Честно сказать, я не особенно верил в успех. Но нам повезло – милосердная сестра не только пустила нас под защиту больничных стен, но и выделила нам палату на четверых, два таза горячей воды, мыло и четыре комплекта чистого постельного белья. Кое-как умывшись и сбрив щетину, мы вытянулись на белоснежных простынях и некоторое время просто лежали, не в силах поверить своему счастью.
Я не лежал на нормальной кровати больше месяца, так что мне не пришлось особенно себя уговаривать – не прошло и десяти минут, как я уже спал. Мне снились бескрайние топи, шум винтов и рыба с синими глазами.
К полудню мы были в Локне. Здесь наши пути разошлись – Браво и Тень решили двигать в Питер по трассе, а мы со Строри задумали распродать остатки формы и попробовать добраться до дому на поезде. Стоя неподалеку от автобусного вокзала, мы заключили между собой пари: кто из нас доберется до Питера первым?
Пожав на прощание руки, мы разошлись в разные стороны – мы со Строри двинули к железнодорожным кассам, а Браво и Тень направились к посту ГАИ, расположенному на выезде из города.

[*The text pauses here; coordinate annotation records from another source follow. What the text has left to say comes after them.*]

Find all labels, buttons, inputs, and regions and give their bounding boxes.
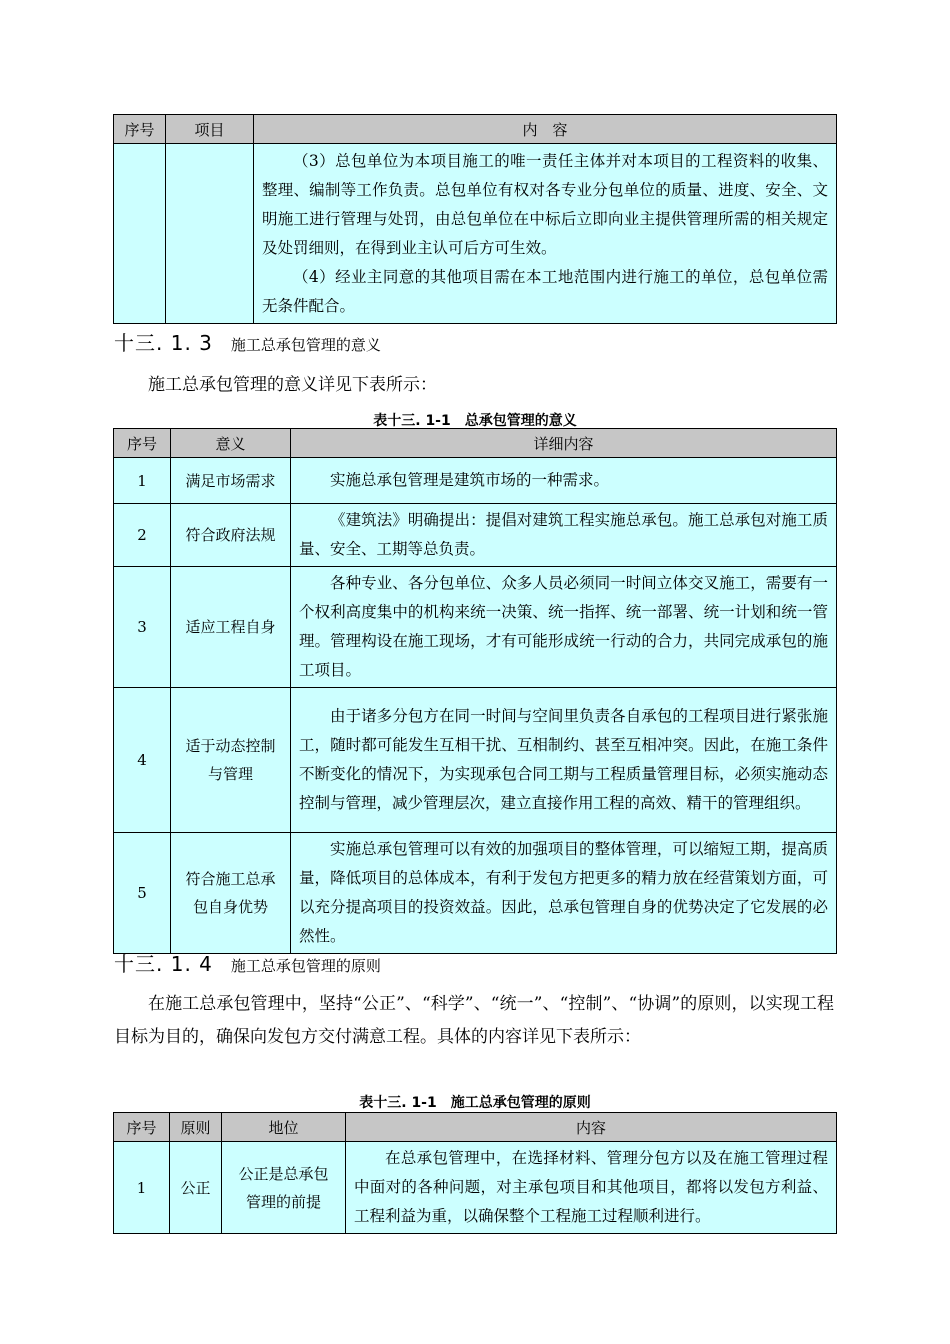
header-no: 序号 [114,1113,170,1142]
table-row [114,688,837,833]
table-row [114,144,837,324]
section-heading-1-3 [114,327,381,356]
table-principle [113,1112,837,1234]
cell-no: 1 [114,458,171,504]
header-content: 内容 [346,1113,837,1142]
cell-detail: 各种专业、各分包单位、众多人员必须同一时间立体交叉施工，需要有一个权利高度集中的机构来统一决策、统一指挥、统一部署、统一计划和统一管理。管理构设在施工现场，才有可能形成统一行动的合力，共同完成承包的施工项目。 [291,567,837,688]
cell-meaning: 适应工程自身 [171,567,291,688]
header-principle: 原则 [170,1113,222,1142]
section-heading-1-4 [114,948,381,977]
table-row [114,458,837,504]
cell-no: 3 [114,567,171,688]
cell-meaning: 适于动态控制与管理 [171,688,291,833]
table-meaning [113,428,837,954]
cell-content [254,144,837,324]
paragraph-4: （4）经业主同意的其他项目需在本工地范围内进行施工的单位，总包单位需无条件配合。 [262,268,828,315]
cell-no: 1 [114,1142,170,1234]
intro-paragraph: 在施工总承包管理中，坚持“公正”、“科学”、“统一”、“控制”、“协调”的原则，以实现工程目标为目的，确保向发包方交付满意工程。具体的内容详见下表所示： [114,994,834,1047]
section-title: 施工总承包管理的原则 [230,957,381,975]
header-no: 序号 [114,429,171,458]
cell-meaning: 符合政府法规 [171,504,291,567]
table-row [114,504,837,567]
table-row [114,567,837,688]
cell-no [114,144,166,324]
table-caption: 表十三. 1-1 总承包管理的意义 [373,413,577,429]
cell-detail: 《建筑法》明确提出：提倡对建筑工程实施总承包。施工总承包对施工质量、安全、工期等总负责。 [291,504,837,567]
table-caption: 表十三. 1-1 施工总承包管理的原则 [359,1095,591,1111]
cell-item [166,144,254,324]
table-header-row [114,115,837,144]
cell-principle: 公正 [170,1142,222,1234]
cell-detail: 实施总承包管理可以有效的加强项目的整体管理，可以缩短工期，提高质量，降低项目的总体成本，有利于发包方把更多的精力放在经营策划方面，可以充分提高项目的投资效益。因此，总承包管理自身的优势决定了它发展的必然性。 [291,833,837,954]
cell-meaning: 满足市场需求 [171,458,291,504]
header-detail: 详细内容 [291,429,837,458]
header-meaning: 意义 [171,429,291,458]
header-content: 内 容 [254,115,837,144]
section-number: 十三. 1. 4 [114,952,213,976]
table-header-row [114,1113,837,1142]
cell-status: 公正是总承包管理的前提 [222,1142,346,1234]
table-header-row [114,429,837,458]
cell-detail: 由于诸多分包方在同一时间与空间里负责各自承包的工程项目进行紧张施工，随时都可能发生互相干扰、互相制约、甚至互相冲突。因此，在施工条件不断变化的情况下，为实现承包合同工期与工程质量管理目标，必须实施动态控制与管理，减少管理层次，建立直接作用工程的高效、精干的管理组织。 [291,688,837,833]
table-top [113,114,837,324]
cell-no: 5 [114,833,171,954]
cell-no: 2 [114,504,171,567]
section-title: 施工总承包管理的意义 [230,336,381,354]
cell-meaning: 符合施工总承包自身优势 [171,833,291,954]
paragraph-3: （3）总包单位为本项目施工的唯一责任主体并对本项目的工程资料的收集、整理、编制等工作负责。总包单位有权对各专业分包单位的质量、进度、安全、文明施工进行管理与处罚，由总包单位在中标后立即向业主提供管理所需的相关规定及处罚细则，在得到业主认可后方可生效。 [262,152,828,257]
table-row [114,1142,837,1234]
header-status: 地位 [222,1113,346,1142]
intro-paragraph: 施工总承包管理的意义详见下表所示： [148,375,437,395]
section-number: 十三. 1. 3 [114,331,213,355]
header-no: 序号 [114,115,166,144]
table-row [114,833,837,954]
header-item: 项目 [166,115,254,144]
cell-detail: 实施总承包管理是建筑市场的一种需求。 [291,458,837,504]
cell-content: 在总承包管理中，在选择材料、管理分包方以及在施工管理过程中面对的各种问题，对主承包项目和其他项目，都将以发包方利益、工程利益为重，以确保整个工程施工过程顺利进行。 [346,1142,837,1234]
cell-no: 4 [114,688,171,833]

Поначалу дело у нас не заладилось: нам удалось вписаться только в поезд до Сущево (станции, с которой мы месяц назад начали свой путь). Здесь нам предстояло продать оставшийся у нас единственный комитетский бушлат и Строрины болотные сапоги – с тем, чтобы выручить деньги на билеты до Питера. В расписании поездов было здоровенное «окно» (ближайший поезд на Питер был в девять вечера), так что времени у нас хватало. И пока мы решали насущные вопросы, с нами приключились две прелюбопытнейшие истории.
Первая из них случилась со мной. Снарядившись вырученными за проданные вещи деньгами, я направился в местный шалман, чтобы купить поллитру самогона и пару буханок хлеба. Одет я был примечательно: короткие резиновые сапоги, штаны от «афганки» (порванные на бедрах «в клочки» и кое-как прихваченные белыми шнурками), клетчатая рубаха и поверх нее местами прогоревшая офицерская шинель. Так что пятеро мужиков, обосновавшихся за столиком в том заведении, куда я зашел, сделали насчет меня вполне однозначные, хоть и не совсем верные выводы.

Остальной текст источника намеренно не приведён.